In addition, in telecoms there is quite a clear supply chain, with a distinction between wholesale and retail services. In contrast, the supply chain may be less clear in digital markets and may vary depending on the business model of an individual competitor. For instance the business models of some digital players, such as Google Search, are based on advertising revenues. The target advertising that Google provides is based on the data provided when searches are made as well as other data from the searcher. From this point of view, one could argue that all the activities, resources and costs that Google Search uses for the provision of its service are aimed at the gathering of searcher’s data in order to attract advertising revenues. Therefore, what is the retail and wholesale business here? What are the costs of the data gathered by Google - all of Google’s search costs? These questions that for telecoms are rather clear (although not exempt from long debates) are less so in digital markets.

A further challenge in digital markets will be to try to identify and assess the retail market failure resulting from the bottleneck. This can be challenging in the context of take-up/use of many services being high, and monetary prices being zero. For example, in telecoms, authorities have been able to rely on benchmarking to establish whether their country has been underperforming on telecoms outcomes relative to other countries. Such cross-country benchmarking appears less useful in the context of digital markets, given that many players are global and some of authorities’ concerns about poor outcomes are more subtle e.g. excessive data collection and advertisement or ‘sub-optimal’ innovation, without evidence /precedent about a counterfactual.

Dynamic versus static efficiencies – maintaining incentives to invest

In determining whether remedies are appropriate, it is important to weigh the costs and benefits of any potential remedies. As part of this it is important to assess how remedies may impact firms’ incentives to invest and innovate, and the level of differentiation in markets.

In telecoms, regulators/policy makers had to balance carefully any static gains from mandating access to incumbents’ networks, with the need to encourage infrastructure-based competition which is generally considered to be preferable to service-based competition where feasible because:

  • Access obligations can deter investment/innovation. The EC paper on digital markets states “although it can favour competition in mature markets, data interoperability can also have some anticompetitive consequences by limiting the incentives for new forms of collection of data.” Therefore, requiring access to data may be less appropriate for data that can only be generated following significant investments.

  • There is greater scope for differentiation with infrastructure-based competition. For example, the report for the EC states “on the other hand, full protocol interoperability can come at a high price: the need for strong standardisation across several competing platforms could significantly dampen their ability to innovate and to differentiate the type(s) of service(s) they provide”

  • Alternative operators have more control over costs compared to an access regime. Whether this will be an issue in digital markets will depend on the cost of collecting/processing data and whether this represents a significant proportion of the total costs of providing digital services.

The telecoms sector has been criticised for not investing fast enough at times and not being good at developing innovative services. This is why a number of European national regulatory authorities took the view that no regulation of ‘dominant’ incumbents would be required for a number of years in the initial phase of deployment to incentivise investment in the latest fixed technology, FTTH (Fibre to the Home – enabling broadband speeds of 1Gbps).

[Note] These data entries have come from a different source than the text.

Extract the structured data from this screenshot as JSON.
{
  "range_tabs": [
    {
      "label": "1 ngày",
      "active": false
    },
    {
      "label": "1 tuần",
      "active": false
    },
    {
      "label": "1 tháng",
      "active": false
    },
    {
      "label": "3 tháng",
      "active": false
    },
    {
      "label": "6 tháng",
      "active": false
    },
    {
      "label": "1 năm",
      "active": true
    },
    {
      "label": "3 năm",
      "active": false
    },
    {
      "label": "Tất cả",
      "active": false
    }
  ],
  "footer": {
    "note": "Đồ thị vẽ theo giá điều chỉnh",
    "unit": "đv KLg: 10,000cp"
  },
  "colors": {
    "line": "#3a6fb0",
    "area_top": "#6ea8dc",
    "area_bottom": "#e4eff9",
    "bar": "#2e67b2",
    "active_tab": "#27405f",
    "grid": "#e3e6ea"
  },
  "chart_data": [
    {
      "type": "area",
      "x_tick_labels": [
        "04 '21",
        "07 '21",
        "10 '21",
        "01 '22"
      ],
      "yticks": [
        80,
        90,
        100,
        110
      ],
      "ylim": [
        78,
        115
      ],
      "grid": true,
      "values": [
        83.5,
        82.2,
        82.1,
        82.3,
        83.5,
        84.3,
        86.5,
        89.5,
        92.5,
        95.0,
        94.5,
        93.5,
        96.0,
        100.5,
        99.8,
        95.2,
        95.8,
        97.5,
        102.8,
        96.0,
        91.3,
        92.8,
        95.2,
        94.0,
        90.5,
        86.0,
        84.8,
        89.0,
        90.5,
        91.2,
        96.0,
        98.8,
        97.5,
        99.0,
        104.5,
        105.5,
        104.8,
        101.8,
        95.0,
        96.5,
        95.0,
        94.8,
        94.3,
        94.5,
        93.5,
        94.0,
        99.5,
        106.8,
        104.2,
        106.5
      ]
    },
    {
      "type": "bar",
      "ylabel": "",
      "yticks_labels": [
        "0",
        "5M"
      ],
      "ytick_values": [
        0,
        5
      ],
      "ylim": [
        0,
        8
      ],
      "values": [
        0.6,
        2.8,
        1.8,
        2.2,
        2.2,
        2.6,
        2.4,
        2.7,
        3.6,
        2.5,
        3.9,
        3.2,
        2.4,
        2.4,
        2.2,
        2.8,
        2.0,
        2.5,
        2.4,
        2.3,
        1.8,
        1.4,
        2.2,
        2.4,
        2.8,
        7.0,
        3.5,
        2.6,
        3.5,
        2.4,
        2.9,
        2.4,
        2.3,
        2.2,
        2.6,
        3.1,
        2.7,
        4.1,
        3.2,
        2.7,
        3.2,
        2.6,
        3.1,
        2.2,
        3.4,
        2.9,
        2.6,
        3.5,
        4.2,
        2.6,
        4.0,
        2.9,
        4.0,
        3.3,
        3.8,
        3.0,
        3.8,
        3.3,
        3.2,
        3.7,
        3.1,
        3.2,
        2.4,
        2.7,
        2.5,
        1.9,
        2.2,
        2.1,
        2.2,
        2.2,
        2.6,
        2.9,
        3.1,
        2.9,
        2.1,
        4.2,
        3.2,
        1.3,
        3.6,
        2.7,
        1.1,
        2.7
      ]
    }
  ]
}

Innovation is key in digital markets – arguably more so than in telecoms markets where innovation is carried out not just by the network operators who are regulated, but other players in the supply chain. A key issue then in digital markets is a heightened risk that regulation to support the emergence of competition stifles innovation.

Strengthening competition between existing players

In addition to trying to facilitate entry and expansion in digital markets, a number of proposals by authorities appear to be aimed at strengthening competition between existing players.

Interoperability

Absent any form of intervention, telecoms networks are likely to exhibit direct network effects – the value of joining a network depends on how many users can be contacted on the network. However, regulators have ensured that any network effects in telecoms are diminished by:

  • Requiring interoperability between networks and any-to-any connectivity, which ensures that a user on a given network can get in touch with anyone on a different network; and

  • Regulating the cost of contacting someone on a different network by restricting the cost of termination charges.

The extent to which network effects give rise to market power will be weakened if users multi-home (i.e. they use several different platforms). The extent to which users multi-home has been explored in mergers such as Just Eat/Hungryhouse in the UK. In telecoms, there is some multi-homing although the extent to which users have multiple SIM cards varies across countries.

The UK, US and EC papers on digital platforms discuss interoperability as a potential remedy (the Australian report indicates it is an area for future consideration), although in reality this would only appear to be relevant to certain types of digital platforms. For example, it seems unlikely that interoperability would be considered for search services or e-commerce platforms.

The EC paper distinguishes between protocol interoperability, data interoperability, and full protocol interoperability. The latter may require the development of standards. The setting of standards is a very familiar topic to the telecoms sector. The technology used for mobile networks is standardised based on global bodies (e.g. 3GPP). In telecoms, interconnection standards help ensure full protocol interoperability, as it allows substitute services to compete with one another. One of the issues with standardisation is that it may limit differentiation, or may even result in an inferior technology being used if the standard is picked too early. If digital platforms became too standardised, then in some ways it could reduce users’ incentive to switch platforms. In telecom markets, most new entrants try to compete by undercutting the price of the more established players. However, if a new digital platform could not offer a superior/differentiated service, and the price of the established platform(s) were already zero, how would they persuade users to switch?

Data portability

Given that the UK, US and EU reports are concerned that data is a potential bottleneck, one of the proposals contained in these papers is allowing users to port their data to other platforms. The idea behind data portability is to facilitate switching between platforms and/or multi-homing by allowing users to transfer their data from one platform to another. Interestingly, the Australian report does not appear to view data portability as an effective remedy due to a lack of platforms to switch to.

Any remedies on data portability will require careful thought - important questions on data portability include:

  • What types of data can be ported? Our assumption is that it would only relate to personal data, but that still begs the question as to whether it would relate to volunteered, observed and/or inferred data?

  • Who will facilitate the transfer of the data to other platforms? It could be the user, the platform holding the data or the platform receiving the data.

  • Will the data porting be a continuous process or a one-off event?

  • How can the data porting be made as simple as possible?

There are some possible parallels between data portability and number portability. The latter was brought in many years ago to help encourage switching between mobile operators. Prior to mobile number portability (MNP), users would be dis-incentivised from switching operators, as they would lose their mobile number if they did so.

MNP appears to be considerably simpler than the data portability being discussed for digital platforms. Whereas MNP just relates to a 9 digit number, data portability could relate to both a large volume and wide variety of data. MNP is also typically a one-off event where the user may not mind waiting a few hours or a day for the transfer to happen. In contrast, if data portability is going to be more of a continuous process between digital platforms, then consumers will likely expect the data portability to happen in real-time. Despite MNP being a much simpler process than data portability across digital platforms, regulators have spent many years fine-tuning the MNP process. For example, Ofcom recently made another attempt to make MNP easier by allowing users to port their number by sending a free SMS rather than having to make a call.

Conclusion

Telecom operators have generally envied the position of some digital platforms, with digital platforms facing limited scrutiny from regulators. However, the tide has clearly been turning, as the focus on digital platforms has really been heating up. Interestingly, the priority in telecoms in recent times has been on trying to peel back regulation in order to stimulate greater investment. If authorities do decide to regulate digital markets more tightly, then they will need to find a way of doing this without deterring innovation, which is so fundamental to such markets.